Appeals to natural revelation, and thus the assumption of a natural theology, are rife throughout the didactic work of our Lord Jesus Christ. Natural theology, you’ll remember, is the “what,” whilst natural theology refers to our exploration and knowledge of the “what.” If natural revelation is known to any extent, there is a natural theology.
In His parables and teaching illustrations, Jesus regularly appeals to nature. Whether it be human ethics (Matt. 18:28-35), economics (Lk. 12:41-48), ornithology (Lk. 12:24), geology (Lk. 6:8), or botany (Matt. 6:28, 30), Jesus is not afraid to use His creation for the purposes of teaching His audience. Since this is the example of our Lord, we also shouldn’t shrink from doing the same. Keep in mind that Jesus makes these types of appeals to both believer and unbeliever, to His disciples and to the magnitude or crowd.
A (Low) Key Text
In Luke 12:1-12, Jesus addresses the crowd. He admonishes them, “Beware of the leaven of the Pharisees, which is hypocrisy.” Obviously, Jesus assumes these people can basically apprehend what He is saying to them. This is an “innumerable multitude,” the lion’s share of whom ultimately turn their backs on Him, even lobbying for His death. It appears they were not regenerate people. And even if they were regenerated at some later point, at this current time-stamp in the gospel narrative, readers should not get the sense Jesus understands this multitude to be indwelt by the Spirit in any measure—Pentecost debates aside.
In vv. 6-7, He appeals to two different concepts: human dignity and basic economics—both of which I would argue fall under natural law. Moreover, Jesus makes the assumption His audience has a basic grasp on these two things, and this is abundantly clear when we examine His use of rhetorical inquiry, “Are not five sparrows sold for two copper coins?” The question is Socratic in method, and the price of the sparrows is proportional to the value of the sparrows’ lives. Rhetorical questions such as these are intended to play upon facts already known and assumed by the interlocutor. This is why Socratic questioning is so effective. It forces the other person to answer a question to which they already know the answer. Jesus’ audience, if they would have been allowed to verbalize a collective answer, would have said, “Of course!” And perhaps some did. In which case Jesus’ answer was, “And not one of them is forgotten before God.” Sparrows are cheap. But God’s knowledge is so great, nothing escapes its view.
In v. 7, Jesus says, “But the very hairs of your head are all numbered. Do not fear therefore; you are of more value than many sparrows.” Why is it that Jesus could utilize the assumption of His audience, that there is gradation in life-values, from lower order lifeforms to higher? Why is it assumed that life has value at all? Why should God knowing the number of hairs on these people’s heads be a desirable thing? Why should they care if they are valuable in God’s eyes or not. The only explanation is natural theology. These people know, through natural revelation, that God exists, that He explains their existence, that because of this they are valuable, and that God cares for them. There is a natural benevolence God has for all creatures, and this is seen in His providence—when animals and people alike are provided for. They are valuable in God’s eyes. However, Jesus is about to reveal God’s primal benevolence in Himself when He says, “Also I say to you, whoever confesses Me before men, him the Son of Man also will confess before the angels of God. But he who denies Me before men will be denied before the angels of God (Lk. 12:8-9).”

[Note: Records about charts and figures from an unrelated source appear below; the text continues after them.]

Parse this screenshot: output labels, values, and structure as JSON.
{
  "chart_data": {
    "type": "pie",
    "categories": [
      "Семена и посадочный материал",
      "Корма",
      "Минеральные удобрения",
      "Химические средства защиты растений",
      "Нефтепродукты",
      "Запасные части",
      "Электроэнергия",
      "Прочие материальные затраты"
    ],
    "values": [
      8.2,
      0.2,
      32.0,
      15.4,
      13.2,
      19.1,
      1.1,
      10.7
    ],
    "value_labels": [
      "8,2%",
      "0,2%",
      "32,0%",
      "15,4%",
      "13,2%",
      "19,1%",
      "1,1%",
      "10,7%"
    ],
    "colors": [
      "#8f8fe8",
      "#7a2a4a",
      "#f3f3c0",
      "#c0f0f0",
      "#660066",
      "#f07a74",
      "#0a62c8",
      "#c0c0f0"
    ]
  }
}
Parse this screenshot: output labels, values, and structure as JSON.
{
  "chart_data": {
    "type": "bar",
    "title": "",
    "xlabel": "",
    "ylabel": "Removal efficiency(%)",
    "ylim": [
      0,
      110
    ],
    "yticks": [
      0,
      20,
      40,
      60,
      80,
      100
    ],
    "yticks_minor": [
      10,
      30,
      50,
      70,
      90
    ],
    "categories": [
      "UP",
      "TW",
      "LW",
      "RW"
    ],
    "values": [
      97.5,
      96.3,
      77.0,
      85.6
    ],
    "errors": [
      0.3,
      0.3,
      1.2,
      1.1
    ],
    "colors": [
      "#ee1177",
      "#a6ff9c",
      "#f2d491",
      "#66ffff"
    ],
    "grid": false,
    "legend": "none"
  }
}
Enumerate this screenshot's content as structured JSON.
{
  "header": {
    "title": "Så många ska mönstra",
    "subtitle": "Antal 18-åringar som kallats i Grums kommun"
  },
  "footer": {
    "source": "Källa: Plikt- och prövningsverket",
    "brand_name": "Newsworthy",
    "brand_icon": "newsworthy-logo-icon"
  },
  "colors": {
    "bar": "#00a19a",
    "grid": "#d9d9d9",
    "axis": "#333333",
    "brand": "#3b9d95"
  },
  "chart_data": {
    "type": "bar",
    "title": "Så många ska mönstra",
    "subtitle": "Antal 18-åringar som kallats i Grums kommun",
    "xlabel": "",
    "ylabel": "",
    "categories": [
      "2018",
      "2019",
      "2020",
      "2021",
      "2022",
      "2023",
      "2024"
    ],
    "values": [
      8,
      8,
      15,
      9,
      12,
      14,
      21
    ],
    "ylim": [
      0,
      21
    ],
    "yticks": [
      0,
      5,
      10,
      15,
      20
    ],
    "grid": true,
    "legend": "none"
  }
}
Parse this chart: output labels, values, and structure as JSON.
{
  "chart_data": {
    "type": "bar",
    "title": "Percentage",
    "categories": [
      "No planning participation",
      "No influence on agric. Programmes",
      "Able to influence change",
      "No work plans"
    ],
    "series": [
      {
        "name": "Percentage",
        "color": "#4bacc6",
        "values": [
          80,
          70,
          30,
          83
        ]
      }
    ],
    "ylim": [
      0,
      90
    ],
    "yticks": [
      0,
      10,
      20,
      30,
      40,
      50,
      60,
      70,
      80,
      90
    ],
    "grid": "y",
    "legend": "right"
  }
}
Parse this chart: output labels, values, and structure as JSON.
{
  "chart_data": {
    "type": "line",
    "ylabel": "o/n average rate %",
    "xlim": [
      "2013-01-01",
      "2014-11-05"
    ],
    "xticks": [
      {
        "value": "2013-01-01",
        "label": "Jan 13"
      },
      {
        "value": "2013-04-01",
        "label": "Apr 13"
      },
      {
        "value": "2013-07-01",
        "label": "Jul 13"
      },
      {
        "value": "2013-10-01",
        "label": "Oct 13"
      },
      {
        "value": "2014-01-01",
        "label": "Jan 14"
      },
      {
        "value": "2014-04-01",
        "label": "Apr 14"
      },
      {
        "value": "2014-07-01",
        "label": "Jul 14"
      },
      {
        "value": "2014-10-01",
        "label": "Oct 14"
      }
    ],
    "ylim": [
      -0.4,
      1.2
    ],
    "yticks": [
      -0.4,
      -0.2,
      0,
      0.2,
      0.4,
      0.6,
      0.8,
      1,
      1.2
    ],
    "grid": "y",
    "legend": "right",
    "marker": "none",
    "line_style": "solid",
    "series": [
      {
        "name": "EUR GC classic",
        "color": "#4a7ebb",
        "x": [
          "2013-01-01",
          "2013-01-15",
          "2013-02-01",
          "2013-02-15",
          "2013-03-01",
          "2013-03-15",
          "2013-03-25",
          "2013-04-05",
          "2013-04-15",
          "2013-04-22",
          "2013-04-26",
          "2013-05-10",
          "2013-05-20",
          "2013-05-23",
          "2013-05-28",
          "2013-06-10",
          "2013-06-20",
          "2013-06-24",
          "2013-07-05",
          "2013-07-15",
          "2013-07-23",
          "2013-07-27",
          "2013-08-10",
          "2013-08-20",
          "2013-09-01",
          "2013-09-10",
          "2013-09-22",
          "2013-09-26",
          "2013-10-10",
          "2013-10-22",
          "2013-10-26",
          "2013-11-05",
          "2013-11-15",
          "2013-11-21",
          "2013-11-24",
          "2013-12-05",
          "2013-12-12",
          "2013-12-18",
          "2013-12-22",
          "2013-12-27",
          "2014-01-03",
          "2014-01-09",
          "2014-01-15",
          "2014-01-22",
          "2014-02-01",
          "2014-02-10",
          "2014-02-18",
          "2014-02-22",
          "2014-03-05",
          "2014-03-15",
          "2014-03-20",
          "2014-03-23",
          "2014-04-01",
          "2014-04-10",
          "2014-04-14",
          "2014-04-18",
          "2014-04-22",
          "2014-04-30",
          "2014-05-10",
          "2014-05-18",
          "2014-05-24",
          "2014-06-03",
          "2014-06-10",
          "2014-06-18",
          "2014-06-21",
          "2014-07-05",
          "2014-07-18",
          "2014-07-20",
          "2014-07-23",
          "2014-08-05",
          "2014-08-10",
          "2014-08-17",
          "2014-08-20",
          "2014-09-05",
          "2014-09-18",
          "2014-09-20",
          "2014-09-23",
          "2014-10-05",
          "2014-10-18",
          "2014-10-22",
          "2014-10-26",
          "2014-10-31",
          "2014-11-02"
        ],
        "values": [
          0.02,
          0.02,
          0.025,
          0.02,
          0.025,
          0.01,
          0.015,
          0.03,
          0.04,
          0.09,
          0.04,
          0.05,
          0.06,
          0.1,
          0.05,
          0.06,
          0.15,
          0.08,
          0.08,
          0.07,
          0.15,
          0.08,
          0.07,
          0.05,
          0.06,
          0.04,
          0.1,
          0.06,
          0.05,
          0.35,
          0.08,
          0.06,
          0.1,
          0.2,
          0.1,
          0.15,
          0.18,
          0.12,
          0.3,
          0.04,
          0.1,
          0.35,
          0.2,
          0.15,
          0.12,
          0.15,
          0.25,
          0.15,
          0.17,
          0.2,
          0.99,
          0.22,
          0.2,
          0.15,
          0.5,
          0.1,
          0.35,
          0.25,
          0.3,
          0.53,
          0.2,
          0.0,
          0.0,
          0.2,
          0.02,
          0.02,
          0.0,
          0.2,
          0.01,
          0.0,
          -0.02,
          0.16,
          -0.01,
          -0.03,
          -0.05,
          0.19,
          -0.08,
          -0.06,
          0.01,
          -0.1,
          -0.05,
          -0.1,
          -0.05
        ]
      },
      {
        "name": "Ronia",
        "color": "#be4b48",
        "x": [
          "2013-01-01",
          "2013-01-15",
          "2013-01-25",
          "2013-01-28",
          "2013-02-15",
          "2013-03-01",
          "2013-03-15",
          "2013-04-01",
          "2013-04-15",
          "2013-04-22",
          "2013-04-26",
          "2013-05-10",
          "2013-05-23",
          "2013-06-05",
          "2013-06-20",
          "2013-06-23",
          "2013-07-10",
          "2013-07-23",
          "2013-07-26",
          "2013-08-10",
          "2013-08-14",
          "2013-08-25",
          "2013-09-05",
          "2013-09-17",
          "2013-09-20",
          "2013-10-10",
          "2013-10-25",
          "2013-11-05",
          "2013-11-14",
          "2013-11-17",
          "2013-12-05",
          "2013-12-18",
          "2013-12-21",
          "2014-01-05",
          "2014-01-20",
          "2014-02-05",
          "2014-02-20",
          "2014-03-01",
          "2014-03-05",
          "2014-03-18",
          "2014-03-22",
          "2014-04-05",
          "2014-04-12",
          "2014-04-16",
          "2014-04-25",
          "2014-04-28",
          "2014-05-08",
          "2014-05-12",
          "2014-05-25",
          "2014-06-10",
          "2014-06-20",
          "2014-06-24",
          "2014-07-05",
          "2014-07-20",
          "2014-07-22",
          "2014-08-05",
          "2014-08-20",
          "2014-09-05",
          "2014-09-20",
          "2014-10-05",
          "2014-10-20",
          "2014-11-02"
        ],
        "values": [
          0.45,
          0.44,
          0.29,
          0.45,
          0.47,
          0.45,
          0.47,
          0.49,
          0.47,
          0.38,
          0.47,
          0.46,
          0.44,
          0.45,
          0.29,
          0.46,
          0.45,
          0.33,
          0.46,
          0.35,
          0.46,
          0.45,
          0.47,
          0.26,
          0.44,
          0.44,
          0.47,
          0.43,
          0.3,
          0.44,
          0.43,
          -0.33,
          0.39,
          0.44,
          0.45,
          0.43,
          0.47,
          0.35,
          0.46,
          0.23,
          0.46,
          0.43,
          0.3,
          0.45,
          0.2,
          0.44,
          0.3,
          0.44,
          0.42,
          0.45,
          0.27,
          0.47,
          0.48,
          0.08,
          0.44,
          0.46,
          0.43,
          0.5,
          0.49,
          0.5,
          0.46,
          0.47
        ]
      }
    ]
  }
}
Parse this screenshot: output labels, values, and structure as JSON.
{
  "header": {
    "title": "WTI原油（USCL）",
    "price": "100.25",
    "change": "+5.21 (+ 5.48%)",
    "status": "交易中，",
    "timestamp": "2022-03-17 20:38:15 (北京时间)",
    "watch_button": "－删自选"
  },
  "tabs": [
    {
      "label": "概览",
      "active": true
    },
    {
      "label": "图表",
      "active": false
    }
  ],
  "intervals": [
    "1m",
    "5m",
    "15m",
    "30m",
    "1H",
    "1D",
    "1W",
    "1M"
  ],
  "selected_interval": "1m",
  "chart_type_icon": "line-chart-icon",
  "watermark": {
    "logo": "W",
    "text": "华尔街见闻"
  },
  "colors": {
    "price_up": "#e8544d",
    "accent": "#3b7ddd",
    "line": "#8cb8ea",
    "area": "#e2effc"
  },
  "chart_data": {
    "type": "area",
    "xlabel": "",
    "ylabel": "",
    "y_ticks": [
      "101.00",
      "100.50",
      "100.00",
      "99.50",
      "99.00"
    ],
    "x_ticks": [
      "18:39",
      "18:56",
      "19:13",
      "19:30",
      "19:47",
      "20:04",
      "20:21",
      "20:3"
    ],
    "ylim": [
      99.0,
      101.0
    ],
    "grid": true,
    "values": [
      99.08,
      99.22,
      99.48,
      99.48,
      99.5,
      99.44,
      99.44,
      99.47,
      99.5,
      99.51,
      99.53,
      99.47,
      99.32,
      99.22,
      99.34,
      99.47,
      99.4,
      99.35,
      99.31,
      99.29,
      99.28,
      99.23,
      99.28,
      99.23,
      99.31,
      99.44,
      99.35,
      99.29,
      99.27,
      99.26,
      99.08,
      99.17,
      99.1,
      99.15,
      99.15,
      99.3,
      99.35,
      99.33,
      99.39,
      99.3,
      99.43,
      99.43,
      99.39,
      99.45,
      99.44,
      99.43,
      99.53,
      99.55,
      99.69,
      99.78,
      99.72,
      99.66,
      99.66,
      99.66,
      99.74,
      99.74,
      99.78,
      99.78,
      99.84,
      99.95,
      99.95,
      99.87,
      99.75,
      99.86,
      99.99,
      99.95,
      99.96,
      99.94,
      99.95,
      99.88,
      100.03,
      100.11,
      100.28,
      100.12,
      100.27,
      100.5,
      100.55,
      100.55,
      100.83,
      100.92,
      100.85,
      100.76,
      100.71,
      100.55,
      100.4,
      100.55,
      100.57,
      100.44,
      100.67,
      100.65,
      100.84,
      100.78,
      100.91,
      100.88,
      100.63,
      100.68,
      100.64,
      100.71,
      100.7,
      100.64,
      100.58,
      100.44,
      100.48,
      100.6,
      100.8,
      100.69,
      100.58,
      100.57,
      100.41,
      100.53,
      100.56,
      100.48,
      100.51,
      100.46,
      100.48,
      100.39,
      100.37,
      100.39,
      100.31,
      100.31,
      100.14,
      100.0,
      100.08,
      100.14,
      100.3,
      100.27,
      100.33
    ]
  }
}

Jesus further adds, “And anyone who speaks a word against the Son of Man, it will be forgiven him; but to him who blasphemes against the Holy Spirit, it will not be forgiven (v. 10).” He is here preparing His audience for the administration of Word and Spirit that would soon tear through that area from the mouths of the apostles, post-Pentecost. Jesus has essentially moved from natural principles, to the gospel, and to the penalty for refusing the gospel. In vv. 11-12, He addresses those who will believe the gospel with the practical application of the theology He taught from nature, i.e. the Father’s benevolence toward those whom He loves, “Now when they bring you to the synagogues and magistrates and authorities, do not worry about how or what you should answer, or what you should say. For the Holy Spirit will teach you in that very hour what you ought to say.”
Apart from natural theology, the assumptions Jesus makes throughout Luke 12:1-12 would be unintelligible to His very own audience. If they could not know that which God has revealed through creation, be it Himself or His law, the first half of the passage wouldn’t make sense, and the second half, consisting of supernatural theology, would be unintelligible. This is just one example where our great Teacher utilizes various aspects of His Father’s world to prepare His hearers for that which He Himself reveals in addition to nature, that is, the beatitude one enjoys in and because of Him alone. Apart from a natural knowledge of God and His will, Jesus’ words would have simply fallen on deaf ears. But nowhere does Jesus make the assumption His audience is ignorant of what He speaks, and He everywhere makes the assumption that they can.